Why is the probability of brake failure higher in electric vehicles than in fuel vehicles?
Doesn't Tesla claim to be the most technologically advanced, why can't it handle the brake problem? Were the brakes malfunctioning because of poor driving skills of people using Tesla cars?
The automobile industry has a history of more than one hundred years, and the braking technology has been quite mature. Traditional automobile brands and even some new domestic electric vehicle brands rarely have braking problems, while Tesla has a lot of braking incidents, and the proportion of braking problems is much higher than other brands.
The vast majority of fuel vehicles are vacuum boosters. Tesla uses Bosch's iBooster, which is an electronic-controlled component that can fail and misdiagnose software.
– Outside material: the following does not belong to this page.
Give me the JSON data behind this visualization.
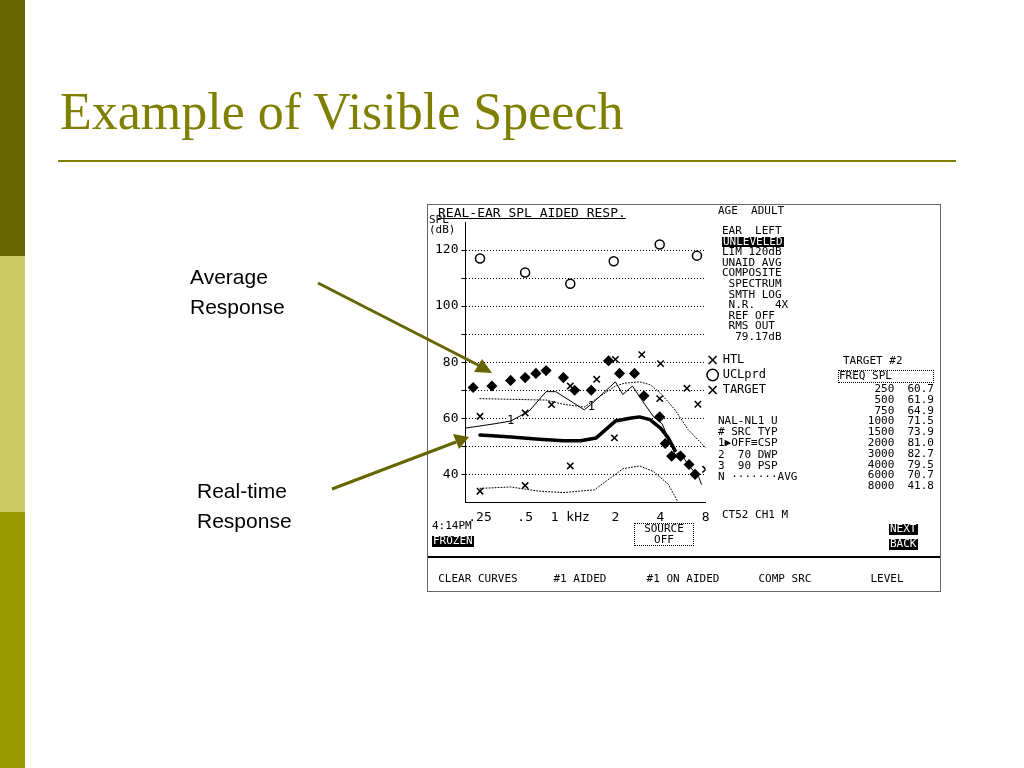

The vacuum booster uses the engine intake manifold of the fuel vehicle to provide vacuum, and uses the atmospheric pressure and the pressure difference of the vacuum to help. As long as the engine works, the vacuum source always exists. Vacuum booster is also pure mechanical parts, the probability of failure is very low.
In new energy vehicles, there is no vacuum source. The old scheme is to add electronic vacuum pump, vacuum tank and other parts. The vacuum pumped by the electronic vacuum pump is stored in the vacuum tank. When the vacuum of the vacuum tank is low, the vacuum pump works to ensure the vacuum degree. The disadvantage of this system is that it has too many parts.
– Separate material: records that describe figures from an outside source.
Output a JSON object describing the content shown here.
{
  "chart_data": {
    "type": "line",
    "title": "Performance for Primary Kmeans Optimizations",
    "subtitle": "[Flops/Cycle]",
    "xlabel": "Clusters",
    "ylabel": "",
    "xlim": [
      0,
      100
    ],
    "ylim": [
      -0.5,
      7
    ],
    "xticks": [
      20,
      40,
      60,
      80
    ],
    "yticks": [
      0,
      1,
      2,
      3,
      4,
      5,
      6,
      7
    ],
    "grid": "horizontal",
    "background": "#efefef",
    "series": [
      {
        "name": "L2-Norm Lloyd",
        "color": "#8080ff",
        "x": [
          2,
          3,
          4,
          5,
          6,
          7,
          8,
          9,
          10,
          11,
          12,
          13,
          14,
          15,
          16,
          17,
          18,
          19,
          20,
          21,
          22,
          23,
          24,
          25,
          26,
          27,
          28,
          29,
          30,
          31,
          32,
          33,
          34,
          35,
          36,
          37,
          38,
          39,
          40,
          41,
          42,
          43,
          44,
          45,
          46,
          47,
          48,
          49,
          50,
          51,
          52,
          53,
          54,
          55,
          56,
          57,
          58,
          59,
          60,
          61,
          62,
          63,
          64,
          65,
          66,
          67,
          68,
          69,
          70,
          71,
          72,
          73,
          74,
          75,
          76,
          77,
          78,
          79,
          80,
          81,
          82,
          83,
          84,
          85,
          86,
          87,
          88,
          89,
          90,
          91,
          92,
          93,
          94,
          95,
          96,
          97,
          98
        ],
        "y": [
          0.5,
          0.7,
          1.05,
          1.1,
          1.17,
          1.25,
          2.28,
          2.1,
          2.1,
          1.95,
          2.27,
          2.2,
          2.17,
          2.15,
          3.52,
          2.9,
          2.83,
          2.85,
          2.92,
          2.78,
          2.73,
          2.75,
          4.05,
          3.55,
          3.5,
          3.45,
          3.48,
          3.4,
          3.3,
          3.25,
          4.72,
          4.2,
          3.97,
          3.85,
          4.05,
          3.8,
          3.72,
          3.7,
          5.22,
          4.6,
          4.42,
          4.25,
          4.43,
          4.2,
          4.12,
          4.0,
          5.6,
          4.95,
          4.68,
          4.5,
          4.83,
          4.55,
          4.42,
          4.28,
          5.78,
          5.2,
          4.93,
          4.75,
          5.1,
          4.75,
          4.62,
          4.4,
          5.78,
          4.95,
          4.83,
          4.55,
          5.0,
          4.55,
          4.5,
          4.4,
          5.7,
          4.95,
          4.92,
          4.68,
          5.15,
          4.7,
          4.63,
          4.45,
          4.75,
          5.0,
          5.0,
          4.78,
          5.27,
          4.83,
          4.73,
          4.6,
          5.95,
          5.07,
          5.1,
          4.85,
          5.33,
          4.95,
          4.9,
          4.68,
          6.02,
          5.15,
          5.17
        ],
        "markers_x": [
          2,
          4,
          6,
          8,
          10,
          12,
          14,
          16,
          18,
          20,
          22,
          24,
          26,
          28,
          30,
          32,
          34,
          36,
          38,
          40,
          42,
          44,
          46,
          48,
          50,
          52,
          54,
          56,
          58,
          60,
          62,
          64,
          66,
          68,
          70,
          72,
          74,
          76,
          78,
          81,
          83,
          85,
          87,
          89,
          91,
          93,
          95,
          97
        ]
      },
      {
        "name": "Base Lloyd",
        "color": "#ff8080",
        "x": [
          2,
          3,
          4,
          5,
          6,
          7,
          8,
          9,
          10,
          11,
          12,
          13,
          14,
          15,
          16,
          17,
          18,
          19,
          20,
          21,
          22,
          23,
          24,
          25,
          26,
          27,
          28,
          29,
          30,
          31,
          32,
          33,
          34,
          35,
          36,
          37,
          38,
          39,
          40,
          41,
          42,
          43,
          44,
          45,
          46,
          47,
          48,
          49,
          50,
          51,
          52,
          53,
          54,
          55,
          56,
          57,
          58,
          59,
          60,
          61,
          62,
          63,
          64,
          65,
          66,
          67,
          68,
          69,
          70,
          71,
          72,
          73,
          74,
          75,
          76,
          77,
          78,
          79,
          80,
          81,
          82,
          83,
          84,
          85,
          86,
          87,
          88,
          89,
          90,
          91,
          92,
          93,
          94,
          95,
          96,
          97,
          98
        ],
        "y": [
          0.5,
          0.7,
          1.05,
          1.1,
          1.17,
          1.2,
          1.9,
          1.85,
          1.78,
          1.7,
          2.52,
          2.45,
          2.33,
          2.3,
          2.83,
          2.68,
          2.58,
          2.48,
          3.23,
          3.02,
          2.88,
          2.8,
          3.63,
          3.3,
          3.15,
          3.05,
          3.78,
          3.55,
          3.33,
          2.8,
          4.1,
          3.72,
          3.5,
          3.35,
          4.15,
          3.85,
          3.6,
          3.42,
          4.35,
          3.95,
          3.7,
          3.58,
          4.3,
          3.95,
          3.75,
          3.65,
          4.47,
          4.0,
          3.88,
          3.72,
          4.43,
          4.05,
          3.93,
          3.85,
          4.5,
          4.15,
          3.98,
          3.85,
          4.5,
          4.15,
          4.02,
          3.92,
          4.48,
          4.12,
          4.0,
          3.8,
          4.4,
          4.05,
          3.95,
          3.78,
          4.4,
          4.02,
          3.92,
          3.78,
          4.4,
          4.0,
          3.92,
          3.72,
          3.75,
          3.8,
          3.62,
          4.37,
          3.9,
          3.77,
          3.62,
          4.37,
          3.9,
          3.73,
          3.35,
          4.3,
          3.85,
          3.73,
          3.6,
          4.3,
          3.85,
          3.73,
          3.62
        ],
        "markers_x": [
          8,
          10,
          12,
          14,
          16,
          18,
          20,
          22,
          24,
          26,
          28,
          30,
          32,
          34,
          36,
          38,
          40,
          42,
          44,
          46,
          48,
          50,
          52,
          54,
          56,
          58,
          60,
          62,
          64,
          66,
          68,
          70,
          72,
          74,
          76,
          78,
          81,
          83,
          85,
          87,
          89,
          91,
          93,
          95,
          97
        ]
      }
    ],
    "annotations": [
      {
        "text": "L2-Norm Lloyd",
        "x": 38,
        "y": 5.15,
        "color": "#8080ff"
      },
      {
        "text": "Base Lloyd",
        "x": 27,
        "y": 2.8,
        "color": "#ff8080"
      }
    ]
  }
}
The iBooster is used in new energy vehicles to improve the energy recovery efficiency of the vehicle on the one hand (the iBooster uses ESP-HEV to decouple the braking system), and on the other hand, it can meet the requirements of unmanned driving (active braking function, while traditional vacuum booster does not have active braking function). Too long response time using ESC active build pressure)
The iBooster uses a low-voltage motor controller to drive the motor. As long as the electronic components are involved in the booster, there is a probability of failure. In other words, Tesla says that brake failure is a normal low-probability event. In order to detect whether the electronic components are normal and whether the function can be realized, the corresponding software diagnosis function needs to be developed. When the fault is diagnosed, the safety policy will be entered, such as turning off the motor output.
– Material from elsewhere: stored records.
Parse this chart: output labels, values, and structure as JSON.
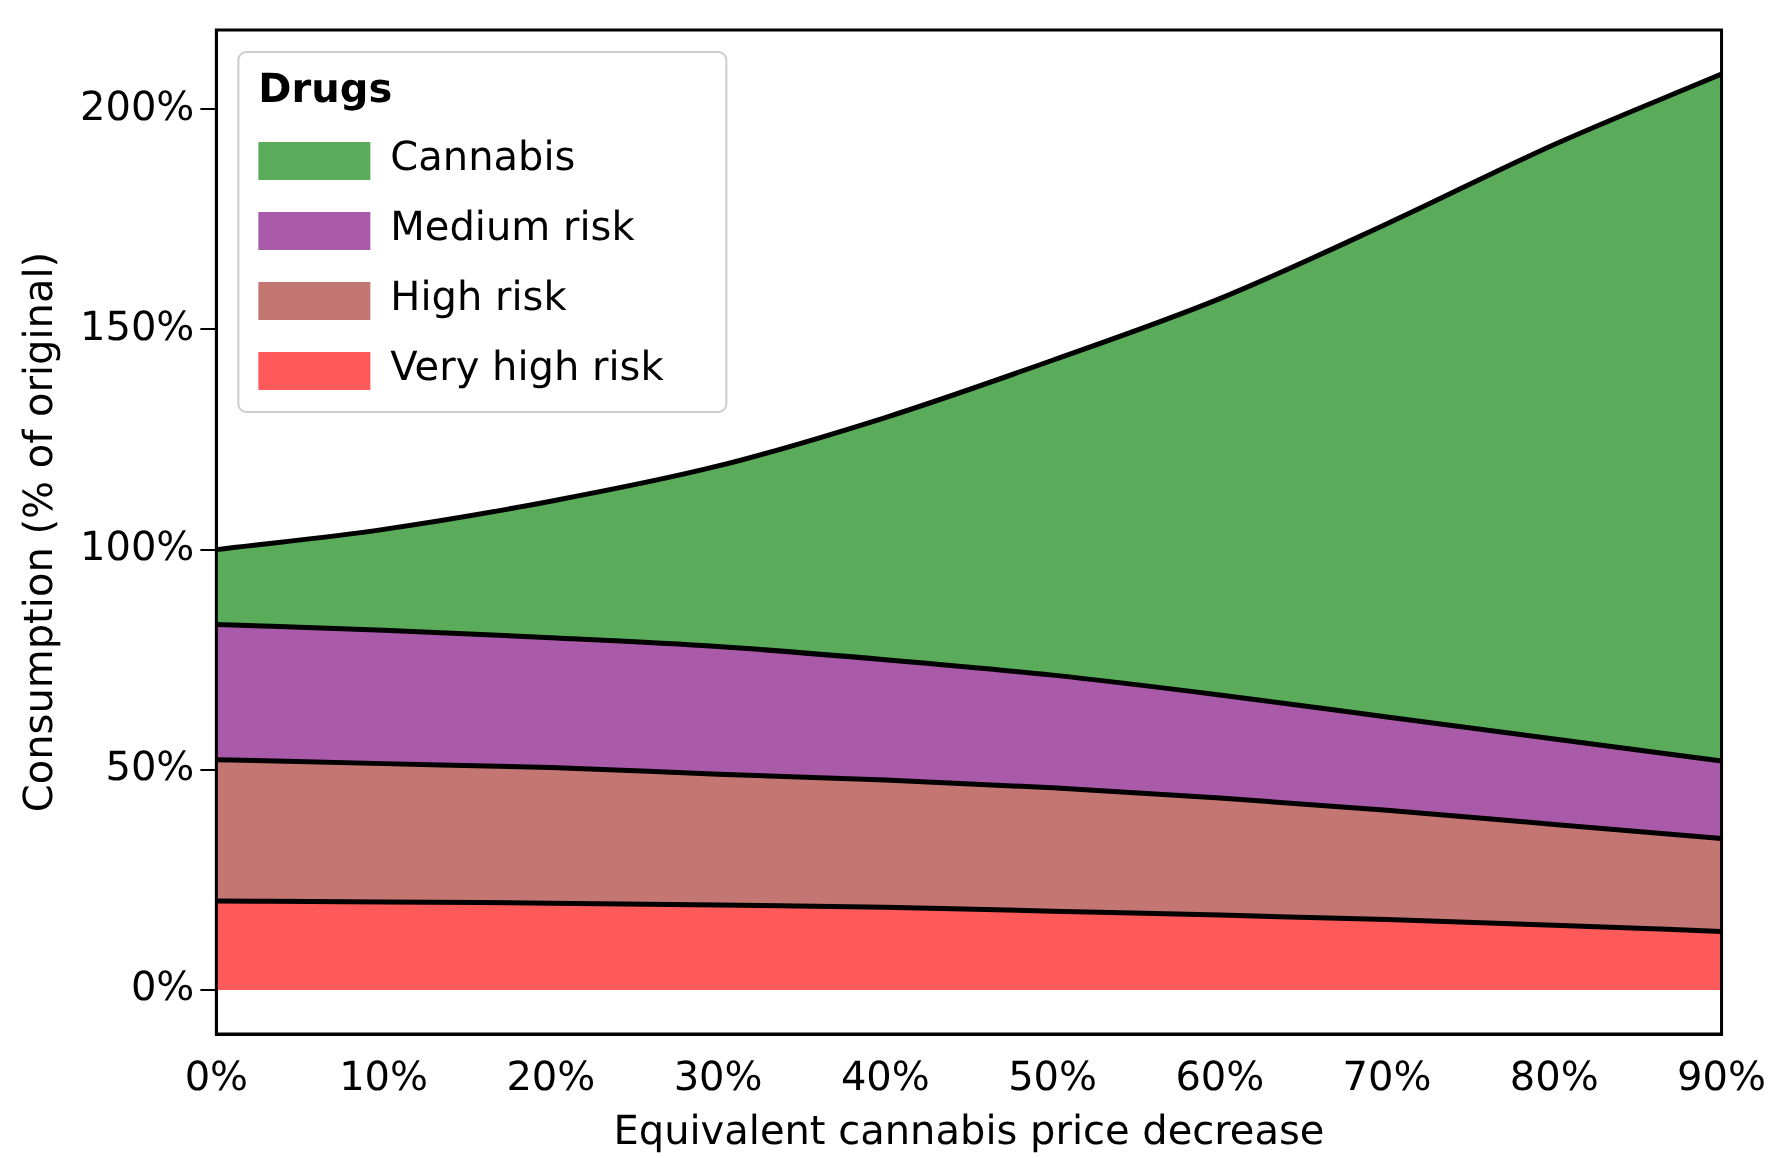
{
  "chart_data": {
    "type": "area",
    "stacked": true,
    "xlabel": "Equivalent cannabis price decrease",
    "ylabel": "Consumption (% of original)",
    "legend_title": "Drugs",
    "legend": "top left",
    "grid": false,
    "x": [
      0,
      10,
      20,
      30,
      40,
      50,
      60,
      70,
      80,
      90
    ],
    "xlim": [
      0,
      90
    ],
    "xticks": [
      {
        "value": 0,
        "label": "0%"
      },
      {
        "value": 10,
        "label": "10%"
      },
      {
        "value": 20,
        "label": "20%"
      },
      {
        "value": 30,
        "label": "30%"
      },
      {
        "value": 40,
        "label": "40%"
      },
      {
        "value": 50,
        "label": "50%"
      },
      {
        "value": 60,
        "label": "60%"
      },
      {
        "value": 70,
        "label": "70%"
      },
      {
        "value": 80,
        "label": "80%"
      },
      {
        "value": 90,
        "label": "90%"
      }
    ],
    "ylim": [
      -10,
      218
    ],
    "yticks": [
      {
        "value": 0,
        "label": "0%"
      },
      {
        "value": 50,
        "label": "50%"
      },
      {
        "value": 100,
        "label": "100%"
      },
      {
        "value": 150,
        "label": "150%"
      },
      {
        "value": 200,
        "label": "200%"
      }
    ],
    "series": [
      {
        "name": "Very high risk",
        "color": "#ff5a5a",
        "values": [
          20.2,
          20,
          19.7,
          19.3,
          18.8,
          17.9,
          17,
          16,
          14.7,
          13.3
        ]
      },
      {
        "name": "High risk",
        "color": "#c47672",
        "values": [
          32.1,
          31.4,
          30.8,
          29.7,
          28.9,
          28,
          26.6,
          24.8,
          22.9,
          21.1
        ]
      },
      {
        "name": "Medium risk",
        "color": "#a95aa9",
        "values": [
          30.7,
          30.3,
          29.5,
          29,
          27.3,
          25.6,
          23.4,
          21.2,
          19.4,
          17.6
        ]
      },
      {
        "name": "Cannabis",
        "color": "#5aab5a",
        "values": [
          17,
          22.9,
          31,
          41,
          55,
          71.5,
          90,
          112,
          135,
          156
        ]
      }
    ]
  }
}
According to reports from Tesla users, Tesla sometimes has no braking power when the first foot is pressed (that is, people on the Internet say the brakes are hard), but when the pedal is released, the power comes back again. According to this analysis, the probability of misdiagnosis is higher (because the electronic components used in the car are required to be of car grade and meet the AECQ standard, and the probability of failure is very low).Even if the accident vehicle is pulled to the quality inspection center for quality inspection, it may not be able to repeat the false diagnosis. That is to say, the reinspection proposed by Tesla is actually not convincing.
The iBooster is one of the future brake systems that could be used on a large scale like the EPS.
What Tesla should do is to work with Bosch to find out the cause of the problem, fundamentally solve the problem and improve the reliability of the system.